The Heritage of the Kurts, Volume 1 (of 2)

CHAPTER II

Chapter 124,039 wordsPublic domain

ON THE MOUNTAIN

Tomasine always had her boy under her own care; the lively, clever child needed a watchful eye; but all the same she looked forward to his fourth birthday with good courage, and on that day something chanced, which made her form a determination.

Tomas had had several playfellows; as he was accustomed to be alone he always wanted things his own way, so he had not been very good-natured.

On his fourth birthday he received, among other presents, a book about brothers and sisters, which told how good brothers were to their sisters, so indulgent and helpful; this was illustrated by sketches in which the little brother always led his little sister by the hand.
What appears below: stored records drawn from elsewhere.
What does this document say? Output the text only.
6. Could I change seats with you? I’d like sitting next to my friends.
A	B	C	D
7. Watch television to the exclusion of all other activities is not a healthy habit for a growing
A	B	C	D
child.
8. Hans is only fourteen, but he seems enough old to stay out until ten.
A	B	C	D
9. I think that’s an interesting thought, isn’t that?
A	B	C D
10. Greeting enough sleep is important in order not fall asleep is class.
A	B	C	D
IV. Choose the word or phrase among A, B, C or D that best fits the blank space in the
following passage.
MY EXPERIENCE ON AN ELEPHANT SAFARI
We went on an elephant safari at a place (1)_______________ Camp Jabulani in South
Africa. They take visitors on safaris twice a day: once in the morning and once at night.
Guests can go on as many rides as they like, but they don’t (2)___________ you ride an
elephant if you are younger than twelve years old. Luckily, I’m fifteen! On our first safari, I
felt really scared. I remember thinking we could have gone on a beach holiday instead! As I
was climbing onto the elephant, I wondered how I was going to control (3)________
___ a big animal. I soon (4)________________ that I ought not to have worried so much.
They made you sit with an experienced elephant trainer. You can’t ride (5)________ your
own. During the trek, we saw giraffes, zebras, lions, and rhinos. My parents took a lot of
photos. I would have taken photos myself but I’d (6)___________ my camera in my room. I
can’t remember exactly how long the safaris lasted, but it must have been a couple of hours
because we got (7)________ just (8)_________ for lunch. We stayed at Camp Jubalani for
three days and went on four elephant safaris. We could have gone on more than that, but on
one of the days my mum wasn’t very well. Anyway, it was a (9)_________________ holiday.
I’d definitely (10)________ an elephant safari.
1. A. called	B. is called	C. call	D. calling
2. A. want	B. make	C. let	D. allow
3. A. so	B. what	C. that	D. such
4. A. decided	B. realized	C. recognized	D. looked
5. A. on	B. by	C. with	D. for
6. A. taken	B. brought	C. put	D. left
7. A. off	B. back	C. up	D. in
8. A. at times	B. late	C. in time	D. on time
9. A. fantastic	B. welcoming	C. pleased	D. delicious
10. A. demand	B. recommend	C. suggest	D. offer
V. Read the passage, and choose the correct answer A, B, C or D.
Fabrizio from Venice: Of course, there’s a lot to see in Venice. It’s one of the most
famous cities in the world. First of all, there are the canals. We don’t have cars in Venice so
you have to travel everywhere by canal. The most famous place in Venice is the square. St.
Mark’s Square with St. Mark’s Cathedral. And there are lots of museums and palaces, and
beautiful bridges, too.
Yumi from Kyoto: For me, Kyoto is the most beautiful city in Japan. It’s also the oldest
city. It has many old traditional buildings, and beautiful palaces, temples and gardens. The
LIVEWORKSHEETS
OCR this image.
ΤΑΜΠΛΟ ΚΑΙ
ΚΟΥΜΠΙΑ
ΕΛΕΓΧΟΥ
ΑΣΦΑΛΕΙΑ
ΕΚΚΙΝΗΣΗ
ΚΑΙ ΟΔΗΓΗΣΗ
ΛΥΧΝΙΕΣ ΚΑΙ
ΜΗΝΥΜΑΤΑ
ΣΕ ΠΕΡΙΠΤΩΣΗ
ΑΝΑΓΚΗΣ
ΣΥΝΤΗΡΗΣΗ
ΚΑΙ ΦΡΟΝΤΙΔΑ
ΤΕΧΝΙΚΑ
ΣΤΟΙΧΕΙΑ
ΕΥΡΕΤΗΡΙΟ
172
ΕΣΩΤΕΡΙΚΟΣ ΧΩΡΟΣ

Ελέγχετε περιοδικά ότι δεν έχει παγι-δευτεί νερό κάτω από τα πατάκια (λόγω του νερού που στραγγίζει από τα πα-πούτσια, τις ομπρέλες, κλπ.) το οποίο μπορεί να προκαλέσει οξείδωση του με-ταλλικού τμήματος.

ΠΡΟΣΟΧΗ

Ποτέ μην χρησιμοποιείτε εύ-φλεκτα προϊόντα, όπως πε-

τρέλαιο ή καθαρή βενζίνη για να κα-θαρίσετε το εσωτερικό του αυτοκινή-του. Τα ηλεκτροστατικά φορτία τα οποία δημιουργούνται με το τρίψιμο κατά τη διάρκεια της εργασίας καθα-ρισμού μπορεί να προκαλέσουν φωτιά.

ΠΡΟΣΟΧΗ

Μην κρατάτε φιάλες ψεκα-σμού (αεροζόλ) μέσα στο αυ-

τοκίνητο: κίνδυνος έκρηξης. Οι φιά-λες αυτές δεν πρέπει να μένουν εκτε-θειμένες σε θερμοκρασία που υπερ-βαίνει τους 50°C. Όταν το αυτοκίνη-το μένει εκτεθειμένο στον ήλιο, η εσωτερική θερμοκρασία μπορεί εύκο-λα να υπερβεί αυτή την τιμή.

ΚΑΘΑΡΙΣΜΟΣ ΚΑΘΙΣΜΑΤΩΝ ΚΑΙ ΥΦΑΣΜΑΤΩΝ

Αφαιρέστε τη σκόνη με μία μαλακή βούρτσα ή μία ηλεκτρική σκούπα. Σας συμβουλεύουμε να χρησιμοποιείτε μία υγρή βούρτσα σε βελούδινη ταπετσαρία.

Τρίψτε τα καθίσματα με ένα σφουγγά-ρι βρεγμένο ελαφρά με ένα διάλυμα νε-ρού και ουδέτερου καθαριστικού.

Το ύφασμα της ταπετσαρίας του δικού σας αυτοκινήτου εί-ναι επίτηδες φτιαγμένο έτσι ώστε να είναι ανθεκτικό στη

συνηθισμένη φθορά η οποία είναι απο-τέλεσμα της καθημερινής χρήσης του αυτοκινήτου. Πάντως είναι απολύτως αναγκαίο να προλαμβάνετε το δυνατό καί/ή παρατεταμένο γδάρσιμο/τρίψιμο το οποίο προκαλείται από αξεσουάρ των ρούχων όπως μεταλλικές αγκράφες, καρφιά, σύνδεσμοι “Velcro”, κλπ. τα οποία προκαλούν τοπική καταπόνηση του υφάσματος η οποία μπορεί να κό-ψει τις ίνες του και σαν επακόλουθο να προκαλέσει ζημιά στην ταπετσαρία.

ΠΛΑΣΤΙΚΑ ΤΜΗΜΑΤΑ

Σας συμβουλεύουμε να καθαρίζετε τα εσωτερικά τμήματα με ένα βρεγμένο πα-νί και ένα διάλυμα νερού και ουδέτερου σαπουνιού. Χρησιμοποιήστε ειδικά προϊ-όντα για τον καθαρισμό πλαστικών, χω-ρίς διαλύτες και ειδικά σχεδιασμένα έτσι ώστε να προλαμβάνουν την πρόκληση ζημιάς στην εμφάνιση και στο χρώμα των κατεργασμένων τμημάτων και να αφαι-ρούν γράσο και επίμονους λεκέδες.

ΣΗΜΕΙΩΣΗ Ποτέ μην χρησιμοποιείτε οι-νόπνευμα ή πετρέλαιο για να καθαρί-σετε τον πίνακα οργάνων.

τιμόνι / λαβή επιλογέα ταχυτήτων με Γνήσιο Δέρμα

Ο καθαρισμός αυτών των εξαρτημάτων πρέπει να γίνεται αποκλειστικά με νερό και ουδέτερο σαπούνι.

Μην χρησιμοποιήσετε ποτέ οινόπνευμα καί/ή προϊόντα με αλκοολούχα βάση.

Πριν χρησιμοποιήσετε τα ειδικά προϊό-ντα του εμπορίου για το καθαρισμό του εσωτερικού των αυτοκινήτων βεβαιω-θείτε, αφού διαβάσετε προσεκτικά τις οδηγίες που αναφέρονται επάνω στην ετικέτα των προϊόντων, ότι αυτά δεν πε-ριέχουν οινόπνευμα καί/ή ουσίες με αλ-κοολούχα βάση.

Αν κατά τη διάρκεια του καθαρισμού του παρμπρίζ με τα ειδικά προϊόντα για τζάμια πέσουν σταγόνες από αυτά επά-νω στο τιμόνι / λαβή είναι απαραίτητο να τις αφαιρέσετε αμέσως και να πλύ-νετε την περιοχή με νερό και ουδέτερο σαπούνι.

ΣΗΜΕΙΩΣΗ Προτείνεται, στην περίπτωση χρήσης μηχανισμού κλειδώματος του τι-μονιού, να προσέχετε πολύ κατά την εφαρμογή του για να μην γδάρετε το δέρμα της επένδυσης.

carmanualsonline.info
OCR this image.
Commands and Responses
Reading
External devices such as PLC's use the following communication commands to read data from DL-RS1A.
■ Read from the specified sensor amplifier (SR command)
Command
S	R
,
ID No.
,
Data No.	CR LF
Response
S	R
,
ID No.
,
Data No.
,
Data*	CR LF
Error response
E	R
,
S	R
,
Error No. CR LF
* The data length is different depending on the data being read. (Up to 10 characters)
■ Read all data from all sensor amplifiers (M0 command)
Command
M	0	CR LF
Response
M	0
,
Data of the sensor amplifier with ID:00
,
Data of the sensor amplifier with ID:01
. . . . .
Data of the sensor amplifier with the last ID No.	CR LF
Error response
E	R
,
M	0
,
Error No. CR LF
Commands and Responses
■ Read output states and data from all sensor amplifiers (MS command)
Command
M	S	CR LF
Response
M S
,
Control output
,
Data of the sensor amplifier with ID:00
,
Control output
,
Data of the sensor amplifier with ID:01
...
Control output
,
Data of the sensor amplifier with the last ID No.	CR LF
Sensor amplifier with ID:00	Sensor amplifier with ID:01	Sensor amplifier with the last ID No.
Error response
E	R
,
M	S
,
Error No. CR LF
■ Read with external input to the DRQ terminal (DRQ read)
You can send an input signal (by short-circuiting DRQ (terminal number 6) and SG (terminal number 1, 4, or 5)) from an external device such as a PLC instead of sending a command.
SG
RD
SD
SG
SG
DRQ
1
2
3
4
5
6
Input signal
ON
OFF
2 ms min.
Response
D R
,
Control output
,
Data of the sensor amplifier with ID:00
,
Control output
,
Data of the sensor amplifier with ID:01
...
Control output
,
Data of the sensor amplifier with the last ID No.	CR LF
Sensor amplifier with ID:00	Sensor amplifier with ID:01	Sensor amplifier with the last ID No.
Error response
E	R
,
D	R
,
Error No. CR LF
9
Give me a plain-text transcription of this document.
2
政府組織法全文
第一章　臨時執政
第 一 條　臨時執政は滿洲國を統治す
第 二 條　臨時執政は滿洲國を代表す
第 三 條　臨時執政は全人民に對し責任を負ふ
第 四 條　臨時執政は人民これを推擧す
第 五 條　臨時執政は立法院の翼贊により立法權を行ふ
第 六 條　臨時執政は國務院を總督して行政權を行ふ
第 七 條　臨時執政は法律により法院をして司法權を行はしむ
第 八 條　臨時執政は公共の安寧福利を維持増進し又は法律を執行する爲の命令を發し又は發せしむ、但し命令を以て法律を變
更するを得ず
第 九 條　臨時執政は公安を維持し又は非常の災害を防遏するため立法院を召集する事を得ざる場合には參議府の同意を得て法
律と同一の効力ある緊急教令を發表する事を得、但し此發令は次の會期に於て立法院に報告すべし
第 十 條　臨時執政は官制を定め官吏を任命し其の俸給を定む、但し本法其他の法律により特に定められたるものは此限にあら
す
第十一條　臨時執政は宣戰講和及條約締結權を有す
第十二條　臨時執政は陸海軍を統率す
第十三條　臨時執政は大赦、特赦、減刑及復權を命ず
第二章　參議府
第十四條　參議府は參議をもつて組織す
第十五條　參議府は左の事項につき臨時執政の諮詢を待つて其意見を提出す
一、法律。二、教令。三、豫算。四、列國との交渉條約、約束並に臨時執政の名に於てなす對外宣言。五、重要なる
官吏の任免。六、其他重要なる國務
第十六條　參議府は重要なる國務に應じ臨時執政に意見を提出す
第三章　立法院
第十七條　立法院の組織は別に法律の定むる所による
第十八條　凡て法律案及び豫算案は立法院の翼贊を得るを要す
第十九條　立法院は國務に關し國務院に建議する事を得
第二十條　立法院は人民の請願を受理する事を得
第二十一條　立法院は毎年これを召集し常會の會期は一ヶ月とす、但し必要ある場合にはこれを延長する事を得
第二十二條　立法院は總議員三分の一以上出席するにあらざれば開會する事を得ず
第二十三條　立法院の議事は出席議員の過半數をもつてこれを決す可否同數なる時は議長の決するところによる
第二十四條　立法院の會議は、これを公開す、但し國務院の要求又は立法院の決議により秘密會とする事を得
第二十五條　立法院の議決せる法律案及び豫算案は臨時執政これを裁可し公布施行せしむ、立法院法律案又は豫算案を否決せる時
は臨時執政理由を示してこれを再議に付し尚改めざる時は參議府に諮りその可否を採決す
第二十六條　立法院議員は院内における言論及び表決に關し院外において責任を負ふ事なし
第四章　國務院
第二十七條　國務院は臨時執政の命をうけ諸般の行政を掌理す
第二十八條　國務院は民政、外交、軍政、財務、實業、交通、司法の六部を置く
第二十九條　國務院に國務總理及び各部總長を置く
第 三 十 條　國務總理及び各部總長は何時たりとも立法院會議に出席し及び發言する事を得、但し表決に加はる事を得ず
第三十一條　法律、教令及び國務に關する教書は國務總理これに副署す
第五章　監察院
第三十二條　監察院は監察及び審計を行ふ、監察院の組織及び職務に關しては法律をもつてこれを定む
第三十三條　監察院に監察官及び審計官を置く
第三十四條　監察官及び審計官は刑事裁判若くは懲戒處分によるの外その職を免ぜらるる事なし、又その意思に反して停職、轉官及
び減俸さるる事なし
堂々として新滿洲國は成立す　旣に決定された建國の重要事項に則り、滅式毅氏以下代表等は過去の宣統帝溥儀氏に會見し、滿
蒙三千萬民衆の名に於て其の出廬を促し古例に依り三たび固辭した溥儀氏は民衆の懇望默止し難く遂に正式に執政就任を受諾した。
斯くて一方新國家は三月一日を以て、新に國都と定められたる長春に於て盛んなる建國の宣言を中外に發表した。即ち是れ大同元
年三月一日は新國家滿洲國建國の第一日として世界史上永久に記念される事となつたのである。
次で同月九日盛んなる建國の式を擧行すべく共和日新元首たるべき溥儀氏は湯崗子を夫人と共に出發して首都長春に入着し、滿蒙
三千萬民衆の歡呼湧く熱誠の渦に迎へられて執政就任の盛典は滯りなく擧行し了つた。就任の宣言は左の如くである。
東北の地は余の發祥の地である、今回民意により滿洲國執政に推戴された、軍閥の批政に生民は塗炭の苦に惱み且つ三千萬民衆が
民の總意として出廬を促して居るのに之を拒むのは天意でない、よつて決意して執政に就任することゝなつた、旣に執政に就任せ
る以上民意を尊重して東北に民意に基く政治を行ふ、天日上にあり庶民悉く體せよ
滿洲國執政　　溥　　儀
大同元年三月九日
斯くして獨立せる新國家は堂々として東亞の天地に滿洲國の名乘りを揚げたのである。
Tomas derived another idea in the meantime from the book; he asked "Why he had not a sister too? Could he not get one?"

Tomasine Rendalen had certainly often remembered that he had a sister, but not as a matter which concerned herself; it did not seem to her of any further consequence, but he begged so continuously, that she began to think a little more seriously about it. Suppose his sister should be in want? The property had been John Kurt's, and it had prospered greatly, thanks to his own plan, that of extending the gardens further up the hill, thus making them nearly twice as large. John Kurt's child must be properly provided for, there ought to be no doubt about it.

She made inquiries about the child, and learned that her little namesake lived with her grandmother, Marit Stöen, "Mother Stöa," as they called her, the widow of the pilot who had gained a great reputation on that coast. Marit Stöen lived up on the mountain, therefore to the left of "The Estate": Tomasine decided to see the child.

As there was no hurry about it, she determined to do so the first fine Sunday. As it chanced, the weather for a number of Sundays was bad, so it was full summer before one came which tempted her to go. Andreas Berg accompanied her.

The road to the mountain led to the left from the market-place, past the new churchyard, and further out into the country. But after that, when they turned towards the mountain, the way was more of a quagmire than a road.

Till that time the poorer people of the town had been allowed to build as they liked, and live as they could, and a regular road was only just being constructed. Down by the sea, the boats lay side by side, as close together as possible, for the left side of the mountain sheltered them. All round the boats, and in them, were a number of children, mostly little ones, and there was as much noise as if there were a thousand of them.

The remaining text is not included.